DOI: 10.5406/23256672.102.4.05 ISSN: 0021-3020

Cosmos or Rhizome? Italo Calvino's Rhizomatic World in The Cosmicomics

Sambit Panigrahi

Abstract

Italo Calvino's extremely popular collection of short stories The Cosmicomics brilliantly elucidates Deleuze and Guattari's defining postmodern notion of rhizome, introduced by them in their collaborative project A Thousand Plateaus. Calvino's portrayed universe does not possess and exude a definite and coherent pattern; rather, it displays a fabric that is relentlessly fleeting and perennially evolving.
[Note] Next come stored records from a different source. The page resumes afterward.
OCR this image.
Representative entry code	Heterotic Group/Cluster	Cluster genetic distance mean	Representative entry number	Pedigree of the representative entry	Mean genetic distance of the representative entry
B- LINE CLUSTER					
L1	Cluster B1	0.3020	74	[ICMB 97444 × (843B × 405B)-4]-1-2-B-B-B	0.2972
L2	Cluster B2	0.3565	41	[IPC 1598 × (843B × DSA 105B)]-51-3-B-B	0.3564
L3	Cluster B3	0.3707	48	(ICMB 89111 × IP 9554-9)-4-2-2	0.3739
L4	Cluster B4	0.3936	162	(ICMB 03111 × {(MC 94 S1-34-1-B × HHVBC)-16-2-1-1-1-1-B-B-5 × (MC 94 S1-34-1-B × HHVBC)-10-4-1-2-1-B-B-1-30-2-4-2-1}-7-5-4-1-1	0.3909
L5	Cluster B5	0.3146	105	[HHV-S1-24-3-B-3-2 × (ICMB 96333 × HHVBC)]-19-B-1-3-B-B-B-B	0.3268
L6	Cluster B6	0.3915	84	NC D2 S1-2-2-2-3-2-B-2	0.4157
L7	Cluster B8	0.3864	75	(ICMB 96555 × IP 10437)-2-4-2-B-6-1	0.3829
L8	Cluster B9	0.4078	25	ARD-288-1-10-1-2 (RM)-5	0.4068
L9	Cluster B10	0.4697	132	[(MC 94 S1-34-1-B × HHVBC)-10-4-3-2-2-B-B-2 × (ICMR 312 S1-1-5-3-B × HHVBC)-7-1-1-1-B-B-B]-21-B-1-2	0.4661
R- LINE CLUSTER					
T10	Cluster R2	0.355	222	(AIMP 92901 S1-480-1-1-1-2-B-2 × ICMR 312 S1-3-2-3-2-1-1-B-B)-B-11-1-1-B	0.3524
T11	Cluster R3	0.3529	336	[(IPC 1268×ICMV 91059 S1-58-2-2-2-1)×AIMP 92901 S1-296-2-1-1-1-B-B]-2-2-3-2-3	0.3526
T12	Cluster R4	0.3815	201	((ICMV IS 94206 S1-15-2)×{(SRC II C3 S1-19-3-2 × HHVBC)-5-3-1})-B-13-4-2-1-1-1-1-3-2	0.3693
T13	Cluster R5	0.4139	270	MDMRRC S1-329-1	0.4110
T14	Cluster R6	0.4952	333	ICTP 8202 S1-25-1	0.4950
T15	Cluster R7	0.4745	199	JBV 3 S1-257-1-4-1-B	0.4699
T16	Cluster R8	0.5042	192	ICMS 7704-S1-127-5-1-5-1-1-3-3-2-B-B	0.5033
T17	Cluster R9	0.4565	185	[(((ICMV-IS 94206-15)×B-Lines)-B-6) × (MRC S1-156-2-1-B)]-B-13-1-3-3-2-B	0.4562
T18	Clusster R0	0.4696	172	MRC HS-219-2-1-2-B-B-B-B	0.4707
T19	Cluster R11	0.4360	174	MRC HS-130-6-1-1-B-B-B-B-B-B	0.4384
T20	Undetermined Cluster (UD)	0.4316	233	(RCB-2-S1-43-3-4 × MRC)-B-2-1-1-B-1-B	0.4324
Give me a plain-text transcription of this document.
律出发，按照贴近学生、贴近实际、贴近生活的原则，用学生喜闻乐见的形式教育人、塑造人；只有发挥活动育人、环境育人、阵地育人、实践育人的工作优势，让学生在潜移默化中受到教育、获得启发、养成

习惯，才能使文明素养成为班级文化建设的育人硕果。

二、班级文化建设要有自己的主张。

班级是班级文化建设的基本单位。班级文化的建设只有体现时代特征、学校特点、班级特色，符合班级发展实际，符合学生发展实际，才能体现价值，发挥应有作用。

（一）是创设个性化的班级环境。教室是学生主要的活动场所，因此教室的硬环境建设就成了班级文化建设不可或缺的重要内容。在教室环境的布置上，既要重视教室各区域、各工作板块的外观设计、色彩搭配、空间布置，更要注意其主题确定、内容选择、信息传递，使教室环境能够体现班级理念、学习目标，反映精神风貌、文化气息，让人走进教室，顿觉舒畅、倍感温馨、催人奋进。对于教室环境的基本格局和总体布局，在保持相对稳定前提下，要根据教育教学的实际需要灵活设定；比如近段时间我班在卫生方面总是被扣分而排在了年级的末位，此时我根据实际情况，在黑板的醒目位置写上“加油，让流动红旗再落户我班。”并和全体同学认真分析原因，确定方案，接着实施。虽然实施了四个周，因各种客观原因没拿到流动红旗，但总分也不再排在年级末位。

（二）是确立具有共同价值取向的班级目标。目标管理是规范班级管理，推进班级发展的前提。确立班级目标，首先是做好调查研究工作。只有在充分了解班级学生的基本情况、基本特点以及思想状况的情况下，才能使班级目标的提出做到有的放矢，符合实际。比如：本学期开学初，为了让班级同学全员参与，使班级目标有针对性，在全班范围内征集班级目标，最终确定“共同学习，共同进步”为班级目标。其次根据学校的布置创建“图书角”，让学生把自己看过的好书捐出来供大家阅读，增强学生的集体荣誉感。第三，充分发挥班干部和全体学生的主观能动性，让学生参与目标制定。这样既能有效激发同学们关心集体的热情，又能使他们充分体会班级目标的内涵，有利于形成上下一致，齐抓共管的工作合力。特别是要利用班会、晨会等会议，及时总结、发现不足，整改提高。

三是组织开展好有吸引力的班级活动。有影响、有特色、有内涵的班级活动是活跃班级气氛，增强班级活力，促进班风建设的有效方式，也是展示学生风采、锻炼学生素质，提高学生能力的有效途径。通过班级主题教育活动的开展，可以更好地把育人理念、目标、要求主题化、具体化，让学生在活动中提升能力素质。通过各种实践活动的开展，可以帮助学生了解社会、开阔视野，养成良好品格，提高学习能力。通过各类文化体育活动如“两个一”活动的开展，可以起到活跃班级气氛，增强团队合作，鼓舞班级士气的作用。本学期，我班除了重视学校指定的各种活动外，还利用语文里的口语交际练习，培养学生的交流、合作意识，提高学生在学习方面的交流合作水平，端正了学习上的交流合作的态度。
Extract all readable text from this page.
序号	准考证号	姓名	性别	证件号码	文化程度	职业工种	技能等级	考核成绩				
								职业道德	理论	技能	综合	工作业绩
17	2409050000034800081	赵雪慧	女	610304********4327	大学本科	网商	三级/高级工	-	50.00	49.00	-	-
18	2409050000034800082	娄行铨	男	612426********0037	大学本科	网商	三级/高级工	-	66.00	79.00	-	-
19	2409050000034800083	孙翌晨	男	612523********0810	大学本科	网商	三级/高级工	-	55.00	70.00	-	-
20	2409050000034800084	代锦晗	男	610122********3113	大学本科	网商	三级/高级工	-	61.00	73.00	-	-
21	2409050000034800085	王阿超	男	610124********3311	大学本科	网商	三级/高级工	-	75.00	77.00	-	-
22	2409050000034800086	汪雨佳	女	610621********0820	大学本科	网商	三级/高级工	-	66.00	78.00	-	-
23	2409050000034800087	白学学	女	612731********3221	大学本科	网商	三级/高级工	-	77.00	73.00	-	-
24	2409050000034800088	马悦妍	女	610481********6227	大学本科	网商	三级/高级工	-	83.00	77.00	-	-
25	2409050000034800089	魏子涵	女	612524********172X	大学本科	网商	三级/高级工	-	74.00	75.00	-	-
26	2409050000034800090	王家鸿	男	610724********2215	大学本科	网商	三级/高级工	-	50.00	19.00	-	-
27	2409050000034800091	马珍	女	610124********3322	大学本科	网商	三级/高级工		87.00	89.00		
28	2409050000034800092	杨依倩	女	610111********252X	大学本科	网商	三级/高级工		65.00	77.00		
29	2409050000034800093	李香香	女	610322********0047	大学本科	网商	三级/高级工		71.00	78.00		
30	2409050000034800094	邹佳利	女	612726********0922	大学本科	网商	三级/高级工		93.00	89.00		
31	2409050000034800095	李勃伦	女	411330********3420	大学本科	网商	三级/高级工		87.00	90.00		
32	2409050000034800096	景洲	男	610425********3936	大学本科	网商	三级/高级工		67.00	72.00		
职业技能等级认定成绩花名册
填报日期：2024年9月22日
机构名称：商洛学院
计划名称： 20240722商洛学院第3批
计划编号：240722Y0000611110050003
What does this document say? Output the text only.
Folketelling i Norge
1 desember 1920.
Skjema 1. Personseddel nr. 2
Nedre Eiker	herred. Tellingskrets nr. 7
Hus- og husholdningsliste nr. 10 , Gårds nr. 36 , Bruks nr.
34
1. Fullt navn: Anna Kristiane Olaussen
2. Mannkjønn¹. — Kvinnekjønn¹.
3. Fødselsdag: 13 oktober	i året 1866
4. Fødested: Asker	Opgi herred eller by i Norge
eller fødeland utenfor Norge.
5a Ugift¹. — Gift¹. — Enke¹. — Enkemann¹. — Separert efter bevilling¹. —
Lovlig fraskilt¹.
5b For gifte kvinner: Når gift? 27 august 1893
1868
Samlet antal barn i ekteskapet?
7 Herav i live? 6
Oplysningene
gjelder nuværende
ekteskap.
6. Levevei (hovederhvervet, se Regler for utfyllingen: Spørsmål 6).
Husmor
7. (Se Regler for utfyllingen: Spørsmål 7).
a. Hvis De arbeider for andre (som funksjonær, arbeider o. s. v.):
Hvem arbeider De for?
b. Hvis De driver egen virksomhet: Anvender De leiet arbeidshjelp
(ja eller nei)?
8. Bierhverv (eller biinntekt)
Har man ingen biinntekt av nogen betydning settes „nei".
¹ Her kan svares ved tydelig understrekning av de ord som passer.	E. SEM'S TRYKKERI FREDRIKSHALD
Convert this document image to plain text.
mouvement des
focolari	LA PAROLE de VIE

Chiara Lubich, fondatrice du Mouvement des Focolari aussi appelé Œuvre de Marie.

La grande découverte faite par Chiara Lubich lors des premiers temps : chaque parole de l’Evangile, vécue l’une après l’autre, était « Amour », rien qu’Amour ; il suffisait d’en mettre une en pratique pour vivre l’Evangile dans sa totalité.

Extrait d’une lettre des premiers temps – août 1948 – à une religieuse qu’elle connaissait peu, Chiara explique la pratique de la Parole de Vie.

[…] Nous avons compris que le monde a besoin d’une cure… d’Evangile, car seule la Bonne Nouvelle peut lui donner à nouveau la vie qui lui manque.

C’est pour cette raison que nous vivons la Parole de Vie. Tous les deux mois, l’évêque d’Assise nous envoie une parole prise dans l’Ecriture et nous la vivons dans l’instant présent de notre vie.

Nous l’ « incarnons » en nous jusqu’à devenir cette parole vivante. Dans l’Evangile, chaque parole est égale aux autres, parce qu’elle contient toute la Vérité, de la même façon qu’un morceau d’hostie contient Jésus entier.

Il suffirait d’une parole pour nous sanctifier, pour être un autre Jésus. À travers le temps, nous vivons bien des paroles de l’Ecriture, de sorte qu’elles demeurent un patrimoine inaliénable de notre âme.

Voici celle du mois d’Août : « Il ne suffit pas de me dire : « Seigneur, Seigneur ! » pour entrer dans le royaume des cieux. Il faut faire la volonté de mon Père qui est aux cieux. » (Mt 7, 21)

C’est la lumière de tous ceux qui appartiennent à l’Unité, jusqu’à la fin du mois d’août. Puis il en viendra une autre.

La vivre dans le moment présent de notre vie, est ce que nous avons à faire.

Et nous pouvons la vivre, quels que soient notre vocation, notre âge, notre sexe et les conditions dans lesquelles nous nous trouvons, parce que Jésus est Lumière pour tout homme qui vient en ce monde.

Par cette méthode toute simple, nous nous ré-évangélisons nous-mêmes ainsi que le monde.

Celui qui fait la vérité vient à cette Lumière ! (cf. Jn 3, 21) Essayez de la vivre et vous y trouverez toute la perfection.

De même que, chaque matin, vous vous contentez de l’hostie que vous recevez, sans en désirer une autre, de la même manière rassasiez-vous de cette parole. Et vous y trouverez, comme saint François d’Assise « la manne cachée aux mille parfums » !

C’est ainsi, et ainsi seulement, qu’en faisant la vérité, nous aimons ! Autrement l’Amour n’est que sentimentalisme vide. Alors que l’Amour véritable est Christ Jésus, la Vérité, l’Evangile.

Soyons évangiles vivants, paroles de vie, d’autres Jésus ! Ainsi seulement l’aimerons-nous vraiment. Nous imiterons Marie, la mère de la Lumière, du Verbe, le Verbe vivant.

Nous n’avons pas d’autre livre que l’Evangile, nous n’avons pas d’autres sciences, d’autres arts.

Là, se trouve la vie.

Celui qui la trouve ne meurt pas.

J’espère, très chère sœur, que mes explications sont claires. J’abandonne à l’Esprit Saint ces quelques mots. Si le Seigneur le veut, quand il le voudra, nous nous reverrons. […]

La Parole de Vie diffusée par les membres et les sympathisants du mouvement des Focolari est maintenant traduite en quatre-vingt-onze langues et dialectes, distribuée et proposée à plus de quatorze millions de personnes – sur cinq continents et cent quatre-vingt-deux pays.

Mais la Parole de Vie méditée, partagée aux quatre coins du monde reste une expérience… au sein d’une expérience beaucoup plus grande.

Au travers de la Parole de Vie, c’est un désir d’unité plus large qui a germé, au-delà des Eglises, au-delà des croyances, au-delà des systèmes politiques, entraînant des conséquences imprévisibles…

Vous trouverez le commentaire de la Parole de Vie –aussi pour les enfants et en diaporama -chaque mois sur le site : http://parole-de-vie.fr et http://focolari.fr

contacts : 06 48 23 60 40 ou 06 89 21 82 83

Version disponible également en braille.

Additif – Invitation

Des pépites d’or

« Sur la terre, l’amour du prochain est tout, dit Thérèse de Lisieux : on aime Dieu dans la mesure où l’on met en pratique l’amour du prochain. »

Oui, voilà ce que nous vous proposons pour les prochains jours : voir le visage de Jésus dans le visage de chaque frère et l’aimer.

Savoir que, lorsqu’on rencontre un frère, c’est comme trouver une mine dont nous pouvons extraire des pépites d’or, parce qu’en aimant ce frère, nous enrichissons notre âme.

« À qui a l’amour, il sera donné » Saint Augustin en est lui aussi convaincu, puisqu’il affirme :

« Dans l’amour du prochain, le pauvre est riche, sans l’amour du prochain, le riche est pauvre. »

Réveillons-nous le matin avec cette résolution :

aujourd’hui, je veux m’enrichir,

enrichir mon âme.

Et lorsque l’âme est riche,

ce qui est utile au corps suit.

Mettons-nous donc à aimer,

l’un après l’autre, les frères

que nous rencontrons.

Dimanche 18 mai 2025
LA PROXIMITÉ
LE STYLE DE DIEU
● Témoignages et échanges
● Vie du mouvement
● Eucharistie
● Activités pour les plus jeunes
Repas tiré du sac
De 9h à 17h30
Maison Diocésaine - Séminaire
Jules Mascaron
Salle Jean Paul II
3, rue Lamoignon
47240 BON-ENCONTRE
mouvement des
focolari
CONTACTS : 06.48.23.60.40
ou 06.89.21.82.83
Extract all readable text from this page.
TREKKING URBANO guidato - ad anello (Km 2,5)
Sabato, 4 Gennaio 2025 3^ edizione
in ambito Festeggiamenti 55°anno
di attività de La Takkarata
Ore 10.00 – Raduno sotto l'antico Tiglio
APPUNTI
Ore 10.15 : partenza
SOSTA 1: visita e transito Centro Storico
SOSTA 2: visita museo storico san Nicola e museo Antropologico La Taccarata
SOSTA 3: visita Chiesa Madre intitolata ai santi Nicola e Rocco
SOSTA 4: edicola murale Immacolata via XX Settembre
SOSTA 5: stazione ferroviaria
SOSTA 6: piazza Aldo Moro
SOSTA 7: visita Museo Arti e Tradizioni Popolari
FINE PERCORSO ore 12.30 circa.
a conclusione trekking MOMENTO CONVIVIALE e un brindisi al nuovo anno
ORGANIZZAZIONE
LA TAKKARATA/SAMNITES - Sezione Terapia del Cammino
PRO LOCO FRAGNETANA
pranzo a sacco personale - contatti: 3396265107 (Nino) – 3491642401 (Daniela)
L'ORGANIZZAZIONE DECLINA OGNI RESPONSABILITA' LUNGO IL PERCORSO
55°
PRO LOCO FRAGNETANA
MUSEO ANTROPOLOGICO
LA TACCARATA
Although Calvino's The Cosmicomics astoundingly predates A Thousand Plateaus, Deleuze and Guattari's conceptual propositions of rhizome and Calvino's fictional illustrations of the cosmic phenomena in The Cosmicomics nonetheless demonstrate incredible concurrences and similarities. A detailed analysis of the rhizomatic nature of Calvino's cosmic phenomena has strangely escaped critical interventions over the years, despite an abundance of multiple critical responses to The Cosmicomics. Based on these precepts, this article intends to explore the rhizomatic nature of Calvino's The Cosmicomics and its represented cosmos, thereby strengthening Calvino's claims to postmodernity as a writer.